Most nurses also don’t have the time. It’s usually nursing assistants bringing you ice chips. Nurses do a lot of what many people might imagine to be a doctor’s purview, or for which they might not realize the complexity and importance. E.g., it’s not a doctor carefully cleaning and dressing your wounds so that you don’t develop a systemic infection, nor is the doctor watching your vital signs or adjusting intravenous medication infusion rates while your organs balance on a knife’s edge, nor is it a doctor who pumps you full of epinephrine to restart your heart after you’ve slipped off the mortal coil. Doctors diagnose and order the treatment, but nurses carry it out, and that too requires specialized knowledge and skills which necessitate intensive education. Ask any nurse, and they’ll tell you that nursing school was one of the hardest experiences of their life.
But that’s all kind of irrelevant to the issue, which is loan eligibility for graduate-level education for nurses. That is, for roles like nurse practitioners and nurse anesthetists, whose job functions and responsibilities significantly overlap with those of medical doctors. Much of the conversation in this thread, and the article itself, confuses that. Associate and bachelor level nursing degrees (the degrees held by most nurses, and the nurses doing the bedside care) weren’t eligible for the loans this rule impacts in the first place.
There’s only a shortage of doctors because the AMA restricts the number of medical colleges so that the number of doctors is artificially kept low so that they continue to make super high wages.
Actually, the problem is the number of residencies. Once you graduate from medical school, you MUST complete an accredited residency program to be able to practice independently. The number of residency programs is controlled by Congress because residencies are funded through Medicare, and the last substantial increase in the number of residencies was when they added 1000 more in the Covid Omnibus bill.

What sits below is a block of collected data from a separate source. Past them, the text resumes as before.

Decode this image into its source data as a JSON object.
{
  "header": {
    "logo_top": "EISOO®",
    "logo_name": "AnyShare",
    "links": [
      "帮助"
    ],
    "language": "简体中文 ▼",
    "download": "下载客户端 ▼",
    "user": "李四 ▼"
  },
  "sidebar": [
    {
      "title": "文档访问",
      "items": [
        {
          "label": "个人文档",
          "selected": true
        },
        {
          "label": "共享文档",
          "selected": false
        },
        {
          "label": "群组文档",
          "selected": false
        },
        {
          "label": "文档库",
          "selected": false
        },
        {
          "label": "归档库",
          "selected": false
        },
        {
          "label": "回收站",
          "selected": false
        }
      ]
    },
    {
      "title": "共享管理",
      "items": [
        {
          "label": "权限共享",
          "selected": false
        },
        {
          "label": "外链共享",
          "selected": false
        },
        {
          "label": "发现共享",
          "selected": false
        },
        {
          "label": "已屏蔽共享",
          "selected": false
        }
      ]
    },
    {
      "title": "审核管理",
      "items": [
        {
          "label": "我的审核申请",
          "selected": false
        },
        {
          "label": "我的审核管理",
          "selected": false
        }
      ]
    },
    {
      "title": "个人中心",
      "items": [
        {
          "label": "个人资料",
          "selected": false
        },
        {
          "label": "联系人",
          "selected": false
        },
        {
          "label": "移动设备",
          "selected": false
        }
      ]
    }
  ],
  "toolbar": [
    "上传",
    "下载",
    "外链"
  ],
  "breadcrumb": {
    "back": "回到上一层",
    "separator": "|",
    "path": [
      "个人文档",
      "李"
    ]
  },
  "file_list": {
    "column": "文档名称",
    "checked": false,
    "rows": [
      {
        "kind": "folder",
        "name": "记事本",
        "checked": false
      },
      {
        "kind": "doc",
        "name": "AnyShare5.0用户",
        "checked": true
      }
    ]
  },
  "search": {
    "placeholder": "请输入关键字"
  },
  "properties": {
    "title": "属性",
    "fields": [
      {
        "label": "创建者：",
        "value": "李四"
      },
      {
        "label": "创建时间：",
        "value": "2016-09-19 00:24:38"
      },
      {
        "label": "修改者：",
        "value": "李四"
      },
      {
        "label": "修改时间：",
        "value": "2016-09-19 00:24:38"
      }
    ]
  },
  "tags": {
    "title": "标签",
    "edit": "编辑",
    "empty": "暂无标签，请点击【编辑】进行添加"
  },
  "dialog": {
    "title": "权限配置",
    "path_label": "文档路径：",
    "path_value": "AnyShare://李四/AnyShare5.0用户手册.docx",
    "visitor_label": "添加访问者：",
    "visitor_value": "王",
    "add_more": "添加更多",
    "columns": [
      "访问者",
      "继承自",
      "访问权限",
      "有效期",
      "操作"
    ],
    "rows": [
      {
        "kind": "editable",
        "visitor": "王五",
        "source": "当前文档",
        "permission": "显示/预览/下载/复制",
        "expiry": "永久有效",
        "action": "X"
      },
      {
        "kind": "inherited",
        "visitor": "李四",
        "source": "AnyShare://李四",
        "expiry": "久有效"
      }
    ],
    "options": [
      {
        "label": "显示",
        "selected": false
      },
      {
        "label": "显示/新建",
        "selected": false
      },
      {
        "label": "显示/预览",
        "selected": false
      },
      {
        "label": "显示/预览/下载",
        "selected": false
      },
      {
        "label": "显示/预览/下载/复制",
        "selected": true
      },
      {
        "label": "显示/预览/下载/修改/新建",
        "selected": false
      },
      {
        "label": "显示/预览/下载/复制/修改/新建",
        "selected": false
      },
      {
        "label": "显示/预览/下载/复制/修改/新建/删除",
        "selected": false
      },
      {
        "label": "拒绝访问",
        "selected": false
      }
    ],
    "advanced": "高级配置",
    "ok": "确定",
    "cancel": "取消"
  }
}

It’s actually a growing crisis because more medical schools are opening and existing ones are increasing their class sizes, but the number of residencies isn’t keeping pace. This means that more and more people are going to be medical graduates with no way of obtaining a medical license without a residency and therefore no way to pay off their student loans. There’s a couple stories every year about medical graduates that couldn’t get into residency or couldn’t complete residency that end up dying by suicide, but it gets pretty effectively swept under the rug.